The county also has two marine parks that are accessible only by boat.

Free days apply only to day-use access by vehicle, not overnight camping or rented facilities.

Five of seven state parks in Skagit County offer some Americans with Disabilities Act features to ensure those with disabilities can access the public lands, according to an online map State Parks released in October.

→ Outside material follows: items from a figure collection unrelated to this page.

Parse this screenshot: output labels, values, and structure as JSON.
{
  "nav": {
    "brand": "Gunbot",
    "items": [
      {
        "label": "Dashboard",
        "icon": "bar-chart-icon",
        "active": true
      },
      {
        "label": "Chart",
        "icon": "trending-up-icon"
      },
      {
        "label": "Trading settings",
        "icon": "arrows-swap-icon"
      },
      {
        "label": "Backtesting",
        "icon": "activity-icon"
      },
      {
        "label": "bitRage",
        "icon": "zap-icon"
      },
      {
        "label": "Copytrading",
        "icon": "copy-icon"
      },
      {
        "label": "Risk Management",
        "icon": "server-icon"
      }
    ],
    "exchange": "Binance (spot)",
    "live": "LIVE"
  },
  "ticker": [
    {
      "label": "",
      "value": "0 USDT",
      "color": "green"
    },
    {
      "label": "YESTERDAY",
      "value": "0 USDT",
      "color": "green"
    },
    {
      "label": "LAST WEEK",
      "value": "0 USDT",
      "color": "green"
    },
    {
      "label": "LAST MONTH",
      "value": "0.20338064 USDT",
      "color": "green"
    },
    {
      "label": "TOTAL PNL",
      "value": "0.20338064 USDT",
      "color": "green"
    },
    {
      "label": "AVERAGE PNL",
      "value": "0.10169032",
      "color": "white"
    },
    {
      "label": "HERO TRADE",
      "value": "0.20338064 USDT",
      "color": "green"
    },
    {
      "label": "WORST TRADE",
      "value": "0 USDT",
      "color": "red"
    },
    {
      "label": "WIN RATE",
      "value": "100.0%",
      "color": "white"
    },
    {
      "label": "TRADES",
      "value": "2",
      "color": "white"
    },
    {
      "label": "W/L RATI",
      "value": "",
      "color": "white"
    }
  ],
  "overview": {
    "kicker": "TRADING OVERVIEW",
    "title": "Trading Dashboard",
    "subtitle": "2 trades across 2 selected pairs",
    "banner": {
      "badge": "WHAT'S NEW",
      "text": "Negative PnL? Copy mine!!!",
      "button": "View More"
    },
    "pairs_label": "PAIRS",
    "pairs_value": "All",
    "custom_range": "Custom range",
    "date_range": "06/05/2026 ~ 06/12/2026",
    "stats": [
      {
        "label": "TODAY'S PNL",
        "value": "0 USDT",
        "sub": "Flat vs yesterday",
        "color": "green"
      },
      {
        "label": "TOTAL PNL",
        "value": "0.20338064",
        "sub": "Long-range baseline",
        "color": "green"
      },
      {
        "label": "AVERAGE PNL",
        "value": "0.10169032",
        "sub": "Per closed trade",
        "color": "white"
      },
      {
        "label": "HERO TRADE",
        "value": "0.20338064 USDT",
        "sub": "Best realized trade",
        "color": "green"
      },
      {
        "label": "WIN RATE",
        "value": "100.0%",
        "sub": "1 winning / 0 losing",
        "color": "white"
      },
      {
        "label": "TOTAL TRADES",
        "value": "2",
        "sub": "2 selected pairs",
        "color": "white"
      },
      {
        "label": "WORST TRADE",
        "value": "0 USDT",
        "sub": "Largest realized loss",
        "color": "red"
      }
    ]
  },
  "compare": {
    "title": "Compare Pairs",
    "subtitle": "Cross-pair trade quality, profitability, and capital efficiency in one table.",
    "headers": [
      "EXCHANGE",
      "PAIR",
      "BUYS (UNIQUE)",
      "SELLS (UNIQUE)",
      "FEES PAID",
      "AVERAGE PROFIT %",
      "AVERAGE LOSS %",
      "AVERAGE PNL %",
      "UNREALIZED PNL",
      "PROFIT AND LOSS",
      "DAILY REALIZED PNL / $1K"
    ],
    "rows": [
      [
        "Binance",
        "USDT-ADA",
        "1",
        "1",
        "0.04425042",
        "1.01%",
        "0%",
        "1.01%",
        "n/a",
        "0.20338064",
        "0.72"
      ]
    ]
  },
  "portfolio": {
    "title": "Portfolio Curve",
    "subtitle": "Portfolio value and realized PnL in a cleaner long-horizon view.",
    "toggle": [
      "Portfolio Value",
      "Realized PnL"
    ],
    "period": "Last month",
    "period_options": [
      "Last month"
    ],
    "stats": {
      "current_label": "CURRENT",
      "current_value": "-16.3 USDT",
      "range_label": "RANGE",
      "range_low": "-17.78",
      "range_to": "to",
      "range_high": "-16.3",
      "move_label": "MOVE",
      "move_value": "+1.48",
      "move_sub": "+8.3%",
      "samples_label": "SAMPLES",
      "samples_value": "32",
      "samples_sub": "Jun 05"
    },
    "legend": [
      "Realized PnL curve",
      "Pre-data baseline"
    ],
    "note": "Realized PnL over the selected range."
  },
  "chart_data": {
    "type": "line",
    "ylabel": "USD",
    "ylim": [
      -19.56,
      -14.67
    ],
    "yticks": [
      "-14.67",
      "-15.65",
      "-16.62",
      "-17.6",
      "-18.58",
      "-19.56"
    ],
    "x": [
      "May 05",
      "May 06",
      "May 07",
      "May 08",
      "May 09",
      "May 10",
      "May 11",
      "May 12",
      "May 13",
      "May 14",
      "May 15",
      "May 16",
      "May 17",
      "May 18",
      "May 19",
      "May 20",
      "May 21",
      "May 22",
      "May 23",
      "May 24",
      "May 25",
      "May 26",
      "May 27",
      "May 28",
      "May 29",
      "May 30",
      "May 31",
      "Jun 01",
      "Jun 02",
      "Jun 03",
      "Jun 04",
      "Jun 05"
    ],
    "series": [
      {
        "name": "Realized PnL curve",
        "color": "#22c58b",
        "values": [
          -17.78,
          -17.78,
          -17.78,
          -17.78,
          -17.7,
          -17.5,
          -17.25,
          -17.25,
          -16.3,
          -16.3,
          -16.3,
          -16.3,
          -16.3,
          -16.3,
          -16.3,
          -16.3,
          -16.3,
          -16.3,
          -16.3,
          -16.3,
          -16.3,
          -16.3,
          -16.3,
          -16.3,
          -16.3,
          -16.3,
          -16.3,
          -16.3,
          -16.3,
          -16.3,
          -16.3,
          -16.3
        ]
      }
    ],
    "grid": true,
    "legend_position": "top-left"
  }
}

Here’s a little more about what local state parks have to offer:

Bay View State Park

A pebble beach on Padilla Bay with picnic and barbecue areas and waterfront camping. The park offers ADA camping, cabins, picnic sites, a kitchen shelter and restrooms.

Deception Pass State Park

This park is the state’s most visited park thanks to its island views, 48 miles of trails and several campgrounds, lakes and visitor centers. Deception Pass State Park also includes the Kukutali Preserve managed on Kiket Island in partnership with the Swinomish Indian Tribal Community. The park offers ADA camping, trails, picnic areas and restrooms.

Larrabee State Park

A large park in the southern Chuckanut Mountains featuring a rocky beach on Samish Bay, camping and 18 miles of forested trails, including to Fragrance and Lost lakes. The park offers ADA campsites, trails, restrooms and showers.

Rasar State Park

This forested park on the Skagit River between Hamilton and Concrete offers camping, about 4 miles of trails and many chances during the winter months to see bald eagles and other area wildlife. There are ADA campsites, trails, picnic areas and restrooms.

Rockport State Park

A pocket of old-growth forest offering 5 miles of hiking trails through the rare, never-logged habitat. The park includes ADA trails.

Skagit Island and Hope Island marine state parks

Island preserves accessible only by boat and with limited, primitive camping and trails available.